Life Insurance Proceeds
How To Ensure That Your Life Insurance Proceeds Are Protected In Australia
Know the facts about Life Insurance policies and ensure that you protect your families payments by managing your policy correctly. Contact a financial solicitor for more information on (02) 9011 7929.
Life insurance is a major key in regards to an individual’s financial planning as it covers your family financially if the worst was to happen to you. Unfortunately, there are occasions where life insurance payments fall into the wrong hands and those in need never receive what they are owed. For this reason we’ve created an in depth guide for those with life insurance policies to ensure that your proceeds are protected and end up in the right hands in the event of your death.
Ownership Of Your Life Insurance Policy
Whoever owns the life insurance policy is entitled to the proceeds, therefore you may change ownership from yourself to the person of who you wish to receive the payment if the worst was to occur. An example would be making your partner the owner of your life insurance policy. This option may not be right for everyone as only the policy owner can make changes to the insurance policy. For this reason, you may wish to remain to the owner of your own policy rather than hand over all of the power to someone else.
If you remain the owner of your life insurance policy, if the worst was to happen, the proceeds will be paid to your estate. From there, your executor will pay out your estate according to your will. You may not want to have your life insurance policy sent to your estate; in this case you can nominate a beneficiary, which we will go into more detail below.
Nominating A Suitable Beneficiary
When you take out life insurance, you have the option to nominate a beneficiary of your choice. This beneficiary is the person of who you wish to receive the proceeds of your life insurance. More often than not, you can nominate as many as 5 beneficiaries to share the proceeds of your policy in accordance to your specification. Usually, people nominate their children or spouse as their beneficiaries but it is completely up to you who you choose. The only requirement is that your nominee must be at least 18 years old.

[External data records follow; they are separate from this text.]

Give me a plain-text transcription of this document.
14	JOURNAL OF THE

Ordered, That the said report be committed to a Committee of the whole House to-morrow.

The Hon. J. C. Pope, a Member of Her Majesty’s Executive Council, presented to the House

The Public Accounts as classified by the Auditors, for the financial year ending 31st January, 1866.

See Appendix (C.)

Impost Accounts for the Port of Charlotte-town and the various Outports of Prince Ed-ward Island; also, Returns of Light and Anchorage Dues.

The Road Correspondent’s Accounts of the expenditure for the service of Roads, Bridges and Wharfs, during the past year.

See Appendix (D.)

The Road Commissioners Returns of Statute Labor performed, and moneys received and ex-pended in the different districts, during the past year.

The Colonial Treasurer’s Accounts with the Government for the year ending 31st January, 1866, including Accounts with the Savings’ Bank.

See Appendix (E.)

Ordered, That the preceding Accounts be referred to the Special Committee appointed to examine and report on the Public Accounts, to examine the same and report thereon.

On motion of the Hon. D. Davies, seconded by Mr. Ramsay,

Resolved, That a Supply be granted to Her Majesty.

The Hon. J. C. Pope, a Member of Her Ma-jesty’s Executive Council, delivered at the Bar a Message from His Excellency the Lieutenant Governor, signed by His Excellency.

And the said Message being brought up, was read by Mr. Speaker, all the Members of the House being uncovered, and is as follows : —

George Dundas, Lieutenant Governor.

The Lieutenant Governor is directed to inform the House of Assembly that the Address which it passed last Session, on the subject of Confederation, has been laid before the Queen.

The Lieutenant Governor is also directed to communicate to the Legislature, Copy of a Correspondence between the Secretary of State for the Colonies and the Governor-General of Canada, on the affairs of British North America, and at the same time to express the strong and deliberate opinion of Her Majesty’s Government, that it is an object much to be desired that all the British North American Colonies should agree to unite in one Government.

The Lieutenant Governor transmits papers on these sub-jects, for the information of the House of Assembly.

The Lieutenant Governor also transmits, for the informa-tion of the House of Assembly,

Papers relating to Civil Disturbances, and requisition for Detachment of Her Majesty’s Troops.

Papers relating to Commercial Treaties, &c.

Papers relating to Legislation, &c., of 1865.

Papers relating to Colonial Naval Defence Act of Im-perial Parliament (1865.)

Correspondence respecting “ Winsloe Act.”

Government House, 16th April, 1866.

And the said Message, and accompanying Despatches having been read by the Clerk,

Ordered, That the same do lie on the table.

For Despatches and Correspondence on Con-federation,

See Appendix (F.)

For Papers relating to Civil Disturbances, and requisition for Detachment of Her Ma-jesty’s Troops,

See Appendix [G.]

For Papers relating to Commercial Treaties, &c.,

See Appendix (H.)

If you choose your children as your beneficiary and they are under 18, you can clarify in your will that their proceeds will go to their dependent. This way, if other beneficiaries pass away your children will be the recipient of the proceeds. Once you nominate someone as your beneficiary, the nomination is binding and cannot be overturned by your provider, creating a legal contract which requires the payment of all beneficiaries.
When Your Life Insurance Proceeds Go To Your Estate
If you remain the sole owner of your life insurance policy without any beneficiaries, your proceeds will be paid to your estate if the worst is to occur. Your estate will be then paid out in accordance to your will. While this may seem straightforward, there are often problems which arise in this situation, such as the following:
- Debt Repayments Being Made: If you have an outstanding debt at the time of your death, there is a possibility that your insurance proceeds may be sent to your lenders with only the left over amount being paid to your family. This includes new debts such as funeral expenses and will administration fees.
- Delays in Payment: Distributing an estate can take a good amount of time and is often delayed, leaving your family members without their due payments. Losing a loved one is hard enough without the impact of financial uncertainty, especially if you were the main source of household income.
- Having an Invalid Will or No Will At All: If your will is not clear in it’s instruction or you don’t have a will at all, you’re estate will be at the hands of the State Intestacy laws which award your next of kin the proceeds although can lead to even further delay than usual.
- Your Will Is Contested: Often times, family members and partners can feel hard done by if they aren’t included in your will in a way they feel they should. In this case, legal action may be taken which can cause further delay and could affect the payment of other family members.
Review & Update Your Policy
Over time, you personal circumstances and relationships may change. Friends can have a falling out and relationships can end. In the event of these situations, you should adjust your life insurance policy beneficiaries as soon as possible to ensure that your proceeds go to the desired recipients without issue or delay.